His voice is now filled with energy, sounding crystal clear on the other side of the bathroom
door. However that isn't the phrase that I wish to hear while I'm in the middle of a shower.

"Go piss somewhere else," I yell. My answer was not a good one judging by the banging on the door. He was certainly persistent for someone who had been awake a mere fifteen minutes.

On the sixteenth—maybe seventeenth bang, I wasn't paying that close attention—I had finally run out of patients and quickly leapt from the shower to unlock the door. 

"Thanks for taking your time," he said sarcastically as I stepped out of the bathroom with a damp towel wrapped around my body.

We don't exchange any more words for the rest of the morning. In fact, I don't even see him again until we meet back downstairs to grab our bags and head out the door.

The air outside was cool despite the suns, the kind of weather were a sweater was too hot, but just a plain shirt left you covered in goosebumps. Tooru walks a few paces in front of me, periodically looking over his shoulder to ensure that I was still following him.
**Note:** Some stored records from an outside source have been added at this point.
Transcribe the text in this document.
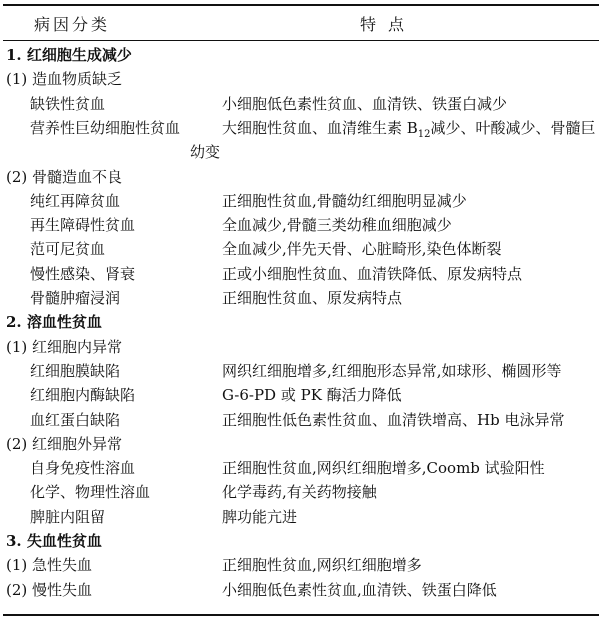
病因分类	特点
1. 红细胞生成减少
(1) 造血物质缺乏
缺铁性贫血	小细胞低色素性贫血、血清铁、铁蛋白减少
营养性巨幼细胞性贫血	大细胞性贫血、血清维生素 $B_{12}$减少、叶酸减少、骨髓巨
幼变
(2) 骨髓造血不良
纯红再障贫血	正细胞性贫血,骨髓幼红细胞明显减少
再生障碍性贫血	全血减少,骨髓三类幼稚血细胞减少
范可尼贫血	全血减少,伴先天骨、心脏畸形,染色体断裂
慢性感染、肾衰	正或小细胞性贫血、血清铁降低、原发病特点
骨髓肿瘤浸润	正细胞性贫血、原发病特点
2. 溶血性贫血
(1) 红细胞内异常
红细胞膜缺陷	网织红细胞增多,红细胞形态异常,如球形、椭圆形等
红细胞内酶缺陷	G-6-PD 或 PK 酶活力降低
血红蛋白缺陷	正细胞性低色素性贫血、血清铁增高、Hb 电泳异常
(2) 红细胞外异常
自身免疫性溶血	正细胞性贫血,网织红细胞增多,Coomb 试验阳性
化学、物理性溶血	化学毒药,有关药物接触
脾脏内阻留	脾功能亢进
3. 失血性贫血
(1) 急性失血	正细胞性贫血,网织红细胞增多
(2) 慢性失血	小细胞低色素性贫血,血清铁、铁蛋白降低
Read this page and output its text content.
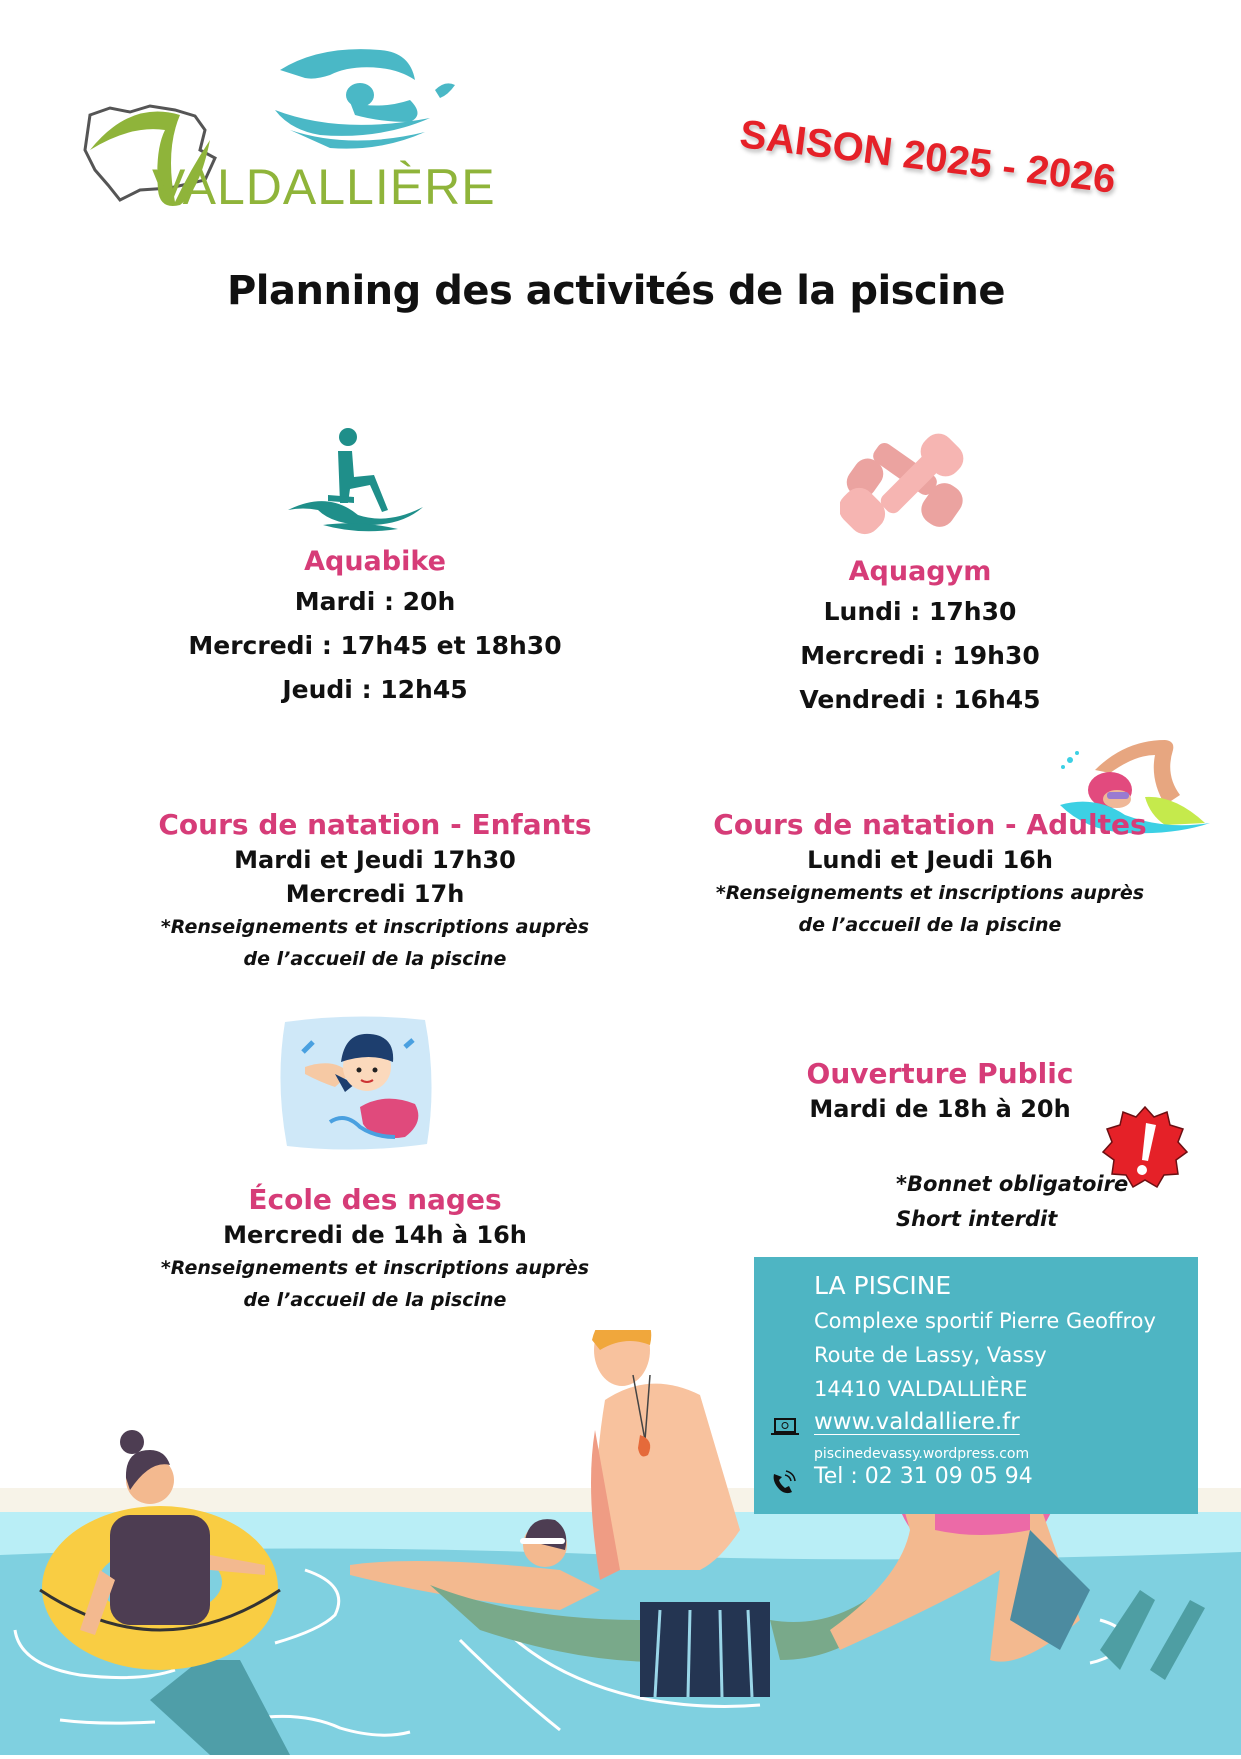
VALDALLIÈRE	SAISON 2025 - 2026
Planning des activités de la piscine
Aquabike
Mardi : 20h
Mercredi : 17h45 et 18h30
Jeudi : 12h45
Aquagym
Lundi : 17h30
Mercredi : 19h30
Vendredi : 16h45
Cours de natation - Enfants
Mardi et Jeudi 17h30
Mercredi 17h
*Renseignements et inscriptions auprès
de l’accueil de la piscine
Cours de natation - Adultes
Lundi et Jeudi 16h
*Renseignements et inscriptions auprès
de l’accueil de la piscine
École des nages
Mercredi de 14h à 16h
*Renseignements et inscriptions auprès
de l’accueil de la piscine
Ouverture Public
Mardi de 18h à 20h
*Bonnet obligatoire
Short interdit
LA PISCINE
Complexe sportif Pierre Geoffroy
Route de Lassy, Vassy
14410 VALDALLIÈRE
www.valdalliere.fr
piscinedevassy.wordpress.com
Tel : 02 31 09 05 94
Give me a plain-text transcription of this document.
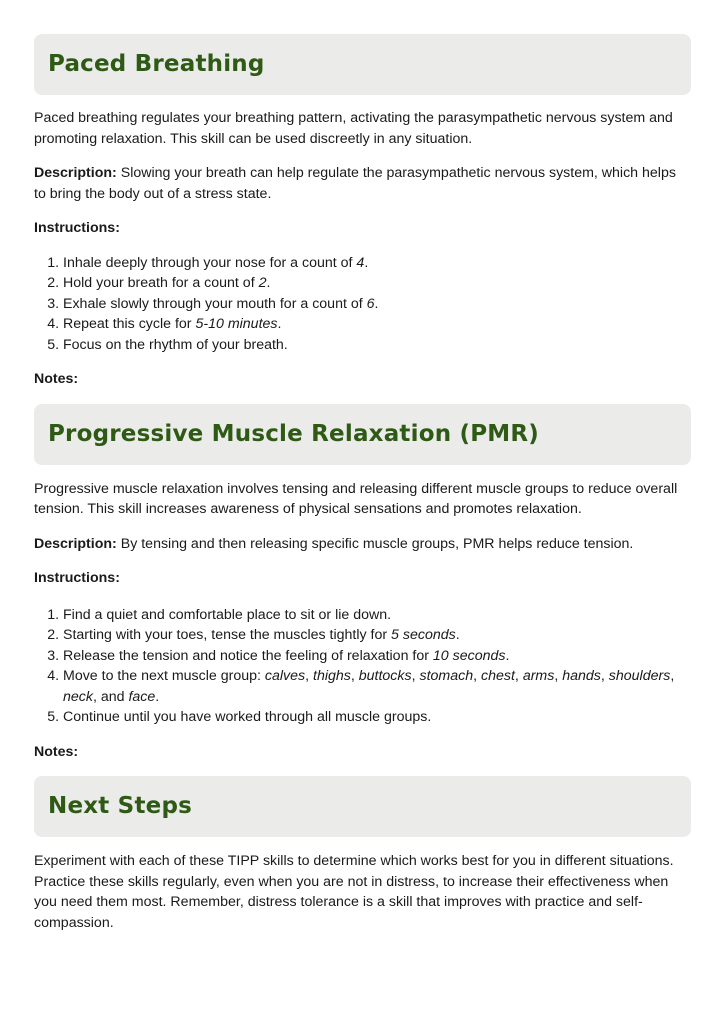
Paced Breathing

Paced breathing regulates your breathing pattern, activating the parasympathetic nervous system and promoting relaxation. This skill can be used discreetly in any situation.

Description: Slowing your breath can help regulate the parasympathetic nervous system, which helps to bring the body out of a stress state.

Instructions:

1. Inhale deeply through your nose for a count of 4.
2. Hold your breath for a count of 2.
3. Exhale slowly through your mouth for a count of 6.
4. Repeat this cycle for 5-10 minutes.
5. Focus on the rhythm of your breath.

Notes:

Progressive Muscle Relaxation (PMR)

Progressive muscle relaxation involves tensing and releasing different muscle groups to reduce overall tension. This skill increases awareness of physical sensations and promotes relaxation.

Description: By tensing and then releasing specific muscle groups, PMR helps reduce tension.

Instructions:

1. Find a quiet and comfortable place to sit or lie down.
2. Starting with your toes, tense the muscles tightly for 5 seconds.
3. Release the tension and notice the feeling of relaxation for 10 seconds.
4. Move to the next muscle group: calves, thighs, buttocks, stomach, chest, arms, hands, shoulders, neck, and face.
5. Continue until you have worked through all muscle groups.

Notes:

Next Steps

Experiment with each of these TIPP skills to determine which works best for you in different situations. Practice these skills regularly, even when you are not in distress, to increase their effectiveness when you need them most. Remember, distress tolerance is a skill that improves with practice and self-compassion.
As children this cracked sidewalk could fit the two of us side by side, but now it feels as if I can only stay on it if I'm as far away from him as possible.

"I think I might walk that girl from biology last year to school tomorrow," he announces to me.

"It's not even the first day of school and your already making date plans?" I ask him.

"It's not a date. I don't date girls who swoon over me because they don't have the common sense to think for themselves," his voice is stern but I can hear the slightest bit of a chuckle. "I'm only doing it because she asked me to, and I'm a nice young man."

"Whatever you say."

"So tomorrow I'll tell Iwa to meet us at the house so you can walk with him," he adds.

Iwaizumi was like our triplet, he had been a part of our lives since we were in grade school. If there was ever an issue the first phrase to escape Tooru's mouth would always be 'call Iwa' or 'ask Iwa,' that was how much he relied on his him.

"I don't need an escort, I can walk to school all on my own," I sigh.

He throws his head back, hearty laughter escaping from his diaphragm. "Come on, I'm not gonna let you walk to school all by yourself, if you get kidnapped mom would kill me."

No she wouldn't, I think to myself. He couldn't get in trouble for anything, no matter what he did there was always a golden hearted reason behind it in my parents eyes. If I got kidnapped under his supervision the first thing that my our parents would say was, 'why weren't you more careful?'

"Tell him to be at our house by the six thirty or else I'm leaving by myself," I mutter.

"If I spoke to him in that tone he'd smack me in the face, why don't you just tell him that yourself," he sighs and gestures ahead toward our school up ahead.

Aoba Johsai looked like a fancy office building from the outside with its sleek designs and clean shiny windows. It was the kind of building that when you passed by it on the street you were left wondering what kind of impressive work was going on inside it's walls.

However on the inside of the school every wall was decorated with trophies from sporting events, art from past contests, and plaques of important alumni. It felt like every student who went to Seijoh either had an accomplishment of their own, or was friends with someone who did.

"Welcome back to our new third years!" Teachers and staff called out as us and some other third years crossed the court yard.

There was always a small celebration for the new third years on the first day back. Teachers and staff would welcome them back with bittersweet smiles that reminded us that the real world was coming sooner than we imagined. The idea of a bunch of hormonal teenagers making their descent in to adult hood was so very important to adults who had never left school.

However not even I could deny the excitement that lurked in my chest as I thought about what this year had in store. See the third year of high school was especially important to athletes, it was the last chance for many to prove themselves before they departed off in to the real world. For my brother and I our goal this year was one of the few things we had in common; We we're going to make it to Nationals.